From Bloomberg: Governments in parts of eastern Europe, where growth is outpacing the euro area, are loosening their grip on state-held assets. Serbia and Slovenia are the latest to offer stakes in their banks, opening up a potential battlefield as OTP Bank Nyrt. of Hungary, Vienna-based Raiffeisen Bank International AG and Erste Group Bank AG and financial investors seek to widen their footprint in the region.
Partly as a result of pressure from the European Union and the International Monetary Fund, euro-area Slovenia is offering two banks that together account for almost a third of the market and Serbia is selling a lender that controls about 11 percent of the banking industry.
"The former Yugoslav republics provide a kind of coming of age story and that makes public investments more reliable,” said Matthias Siller, a fund manager at Barings in London with $310 billion in assets under management.
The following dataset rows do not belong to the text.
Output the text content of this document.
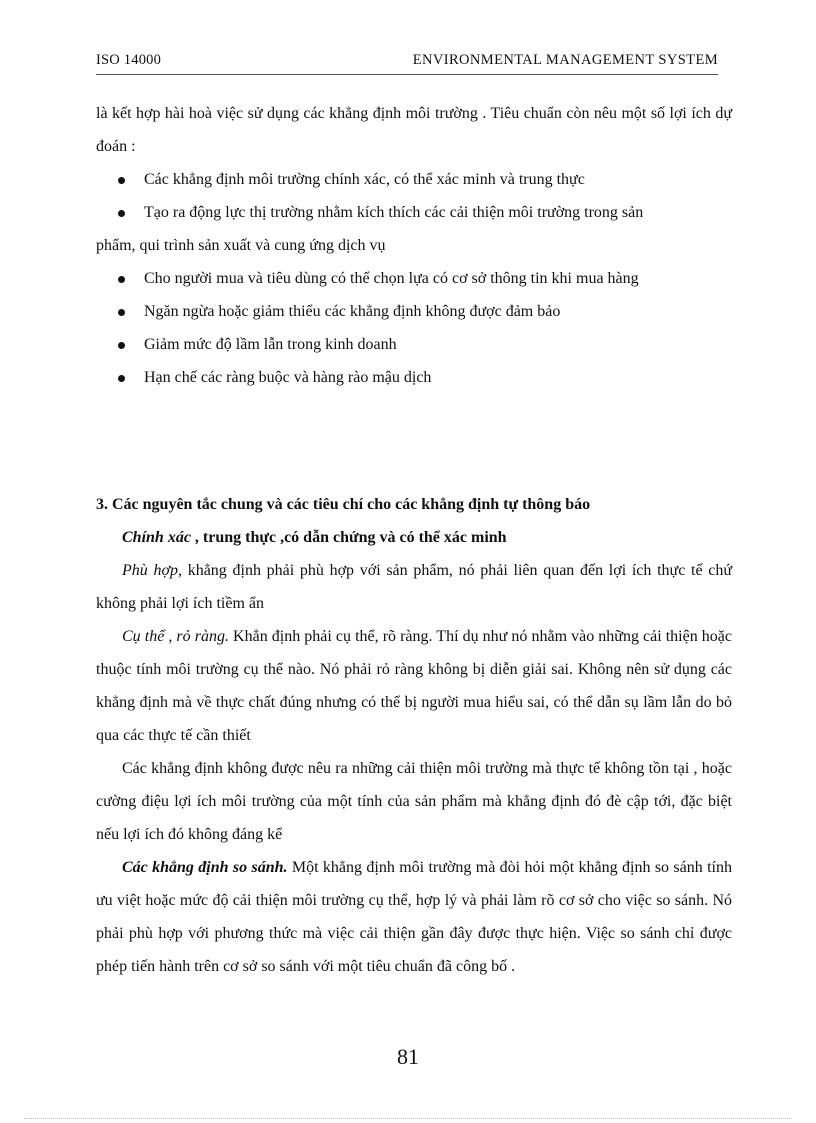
ISO 14000	ENVIRONMENTAL MANAGEMENT SYSTEM

là kết hợp hài hoà việc sử dụng các khẳng định môi trường . Tiêu chuẩn còn nêu một số lợi ích dự đoán :

Các khẳng định môi trường chính xác, có thể xác minh và trung thực
Tạo ra động lực thị trường nhằm kích thích các cải thiện môi trường trong sản
phẩm, qui trình sản xuất và cung ứng dịch vụ
Cho người mua và tiêu dùng có thể chọn lựa có cơ sở thông tin khi mua hàng
Ngăn ngừa hoặc giảm thiểu các khẳng định không được đảm bảo
Giảm mức độ lầm lẫn trong kinh doanh
Hạn chế các ràng buộc và hàng rào mậu dịch

3. Các nguyên tắc chung và các tiêu chí cho các khẳng định tự thông báo

Chính xác , trung thực ,có dẫn chứng và có thể xác minh

Phù hợp, khẳng định phải phù hợp với sản phẩm, nó phải liên quan đến lợi ích thực tế chứ không phải lợi ích tiềm ẩn

Cụ thể , rỏ ràng. Khẳn định phải cụ thể, rõ ràng. Thí dụ như nó nhằm vào những cải thiện hoặc thuộc tính môi trường cụ thể nào. Nó phải rỏ ràng không bị diễn giải sai. Không nên sử dụng các khẳng định mà về thực chất đúng nhưng có thể bị người mua hiểu sai, có thể dẫn sụ lầm lẫn do bỏ qua các thực tế cần thiết

Các khẳng định không được nêu ra những cải thiện môi trường mà thực tế không tồn tại , hoặc cường điệu lợi ích môi trường của một tính của sản phẩm mà khẳng định đó đè cập tới, đặc biệt nếu lợi ích đó không đáng kể

Các khẳng định so sánh. Một khẳng định môi trường mà đòi hỏi một khẳng định so sánh tính ưu việt hoặc mức độ cải thiện môi trường cụ thể, hợp lý và phải làm rõ cơ sở cho việc so sánh. Nó phải phù hợp với phương thức mà việc cải thiện gần đây được thực hiện. Việc so sánh chỉ được phép tiến hành trên cơ sở so sánh với một tiêu chuẩn đã công bố .

81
From CNBC: Bank of Nova Scotia reported fourth-quarter earnings which were marginally below expectations and said it planned to exit nine countries in the Caribbean as part of a shake-up of that business.
Scotiabank said it planned to sell its banking operations in Anguilla, Antigua, Dominica, Grenada, Guyana, St Kitts & Nevis, St Lucia, St Maarten, St Vincent & the Grenadines to Republic Financial Holdings.
The bank, is also selling its insurance operations in Jamaica and Trinidad & Tobago to Sagicor Financial Corporation, with whom it will partner to sell insurance products in those countries.
From CNBC: Mobile payment services such as Apple Pay could run into reimbursement problems in some instances, and fintech firms in general must be more sensitive to risks, Federal Reserve Bank of Atlanta President Raphael Bostic said. "With all these innovations, consumers have no idea what risks they are exposed to," Bostic said.